The Catechism also stresses that homosexuals should be chaste.

It continues: “Homosexual persons are called to chastity. By the virtues of self-mastery that teach them inner freedom, at times by the support of disinterested friendship, by prayer and sacramental grace, they can and should gradually and resolutely approach Christian perfection” (No. 2359).

Still Scouting

Catholic layman Tom Serafin was a Cub Scout and a Boy Scout for more than 10 years. He later served as a scout instructor. Serafin has only good things to say about the scouts and said he believes the policy in San Francisco misses the point.

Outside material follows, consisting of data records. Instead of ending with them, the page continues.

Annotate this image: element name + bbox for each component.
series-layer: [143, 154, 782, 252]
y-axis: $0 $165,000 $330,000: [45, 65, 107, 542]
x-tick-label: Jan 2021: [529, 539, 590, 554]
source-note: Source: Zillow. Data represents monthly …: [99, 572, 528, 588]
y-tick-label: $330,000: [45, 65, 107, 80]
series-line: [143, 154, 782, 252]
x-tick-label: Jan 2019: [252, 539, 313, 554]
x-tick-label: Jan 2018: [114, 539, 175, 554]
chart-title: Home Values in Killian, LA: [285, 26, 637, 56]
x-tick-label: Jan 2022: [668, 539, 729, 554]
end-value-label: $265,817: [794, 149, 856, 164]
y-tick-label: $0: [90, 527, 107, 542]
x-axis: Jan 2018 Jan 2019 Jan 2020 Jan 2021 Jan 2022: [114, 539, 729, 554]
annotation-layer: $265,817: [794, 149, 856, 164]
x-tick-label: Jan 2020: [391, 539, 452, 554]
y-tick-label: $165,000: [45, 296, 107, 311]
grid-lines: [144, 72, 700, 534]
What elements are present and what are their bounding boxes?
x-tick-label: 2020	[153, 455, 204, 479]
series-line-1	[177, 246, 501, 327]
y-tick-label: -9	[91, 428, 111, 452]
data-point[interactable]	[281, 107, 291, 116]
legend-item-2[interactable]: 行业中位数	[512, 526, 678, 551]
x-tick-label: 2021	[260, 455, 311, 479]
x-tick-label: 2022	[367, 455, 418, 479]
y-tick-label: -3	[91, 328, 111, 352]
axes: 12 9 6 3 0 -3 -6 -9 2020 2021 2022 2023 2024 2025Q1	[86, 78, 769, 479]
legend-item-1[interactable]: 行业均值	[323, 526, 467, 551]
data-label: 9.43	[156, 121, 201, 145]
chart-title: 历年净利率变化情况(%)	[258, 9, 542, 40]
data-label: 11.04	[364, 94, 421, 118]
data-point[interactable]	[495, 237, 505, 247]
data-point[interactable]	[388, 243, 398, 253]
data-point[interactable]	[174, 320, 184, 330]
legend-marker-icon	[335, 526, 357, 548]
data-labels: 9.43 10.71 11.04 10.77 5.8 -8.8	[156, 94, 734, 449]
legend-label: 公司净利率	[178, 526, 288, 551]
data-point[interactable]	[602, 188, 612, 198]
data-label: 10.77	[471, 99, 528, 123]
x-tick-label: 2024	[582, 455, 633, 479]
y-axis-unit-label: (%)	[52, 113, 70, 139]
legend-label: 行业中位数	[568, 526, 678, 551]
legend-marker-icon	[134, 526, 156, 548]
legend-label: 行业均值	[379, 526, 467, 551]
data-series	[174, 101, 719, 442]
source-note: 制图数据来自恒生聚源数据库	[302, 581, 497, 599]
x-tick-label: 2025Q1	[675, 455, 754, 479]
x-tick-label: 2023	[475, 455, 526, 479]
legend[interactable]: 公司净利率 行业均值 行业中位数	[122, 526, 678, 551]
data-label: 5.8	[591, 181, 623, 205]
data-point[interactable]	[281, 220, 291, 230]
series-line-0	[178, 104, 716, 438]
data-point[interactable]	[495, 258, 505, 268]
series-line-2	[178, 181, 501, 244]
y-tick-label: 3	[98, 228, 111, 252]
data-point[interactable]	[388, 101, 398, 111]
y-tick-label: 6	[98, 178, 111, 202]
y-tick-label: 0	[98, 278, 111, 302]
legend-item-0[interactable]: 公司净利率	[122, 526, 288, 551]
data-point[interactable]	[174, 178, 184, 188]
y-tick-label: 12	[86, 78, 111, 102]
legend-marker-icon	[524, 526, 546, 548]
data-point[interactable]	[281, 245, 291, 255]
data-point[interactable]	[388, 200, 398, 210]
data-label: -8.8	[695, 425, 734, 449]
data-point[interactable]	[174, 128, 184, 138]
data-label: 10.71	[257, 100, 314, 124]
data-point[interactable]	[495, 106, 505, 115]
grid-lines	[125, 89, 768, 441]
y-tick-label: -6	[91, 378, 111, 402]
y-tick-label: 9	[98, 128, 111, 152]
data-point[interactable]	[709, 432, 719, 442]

“The advantages of exposing boys to other cultures and economic brackets far outweigh the sexual politics of San Francisco,” he said.

“If I had a son, I would not feel comfortable as a parent allowing him in close proximity, on short or extended camping trips with a male who was a practicing homosexual,” he said. “When you are an 8- or 9-year-old Boy Scout, you should not be concerned with sexuality; you should be learning to build character, tie knots and cut logs — that's what the Boy Scouts are all about.

“It's ironic,” he continued, “that some people seem to have learned nothing from the recent scandals in the Catholic Church — is it unreasonable to want to protect our children?”

Andrew Walther writes from Los Angeles.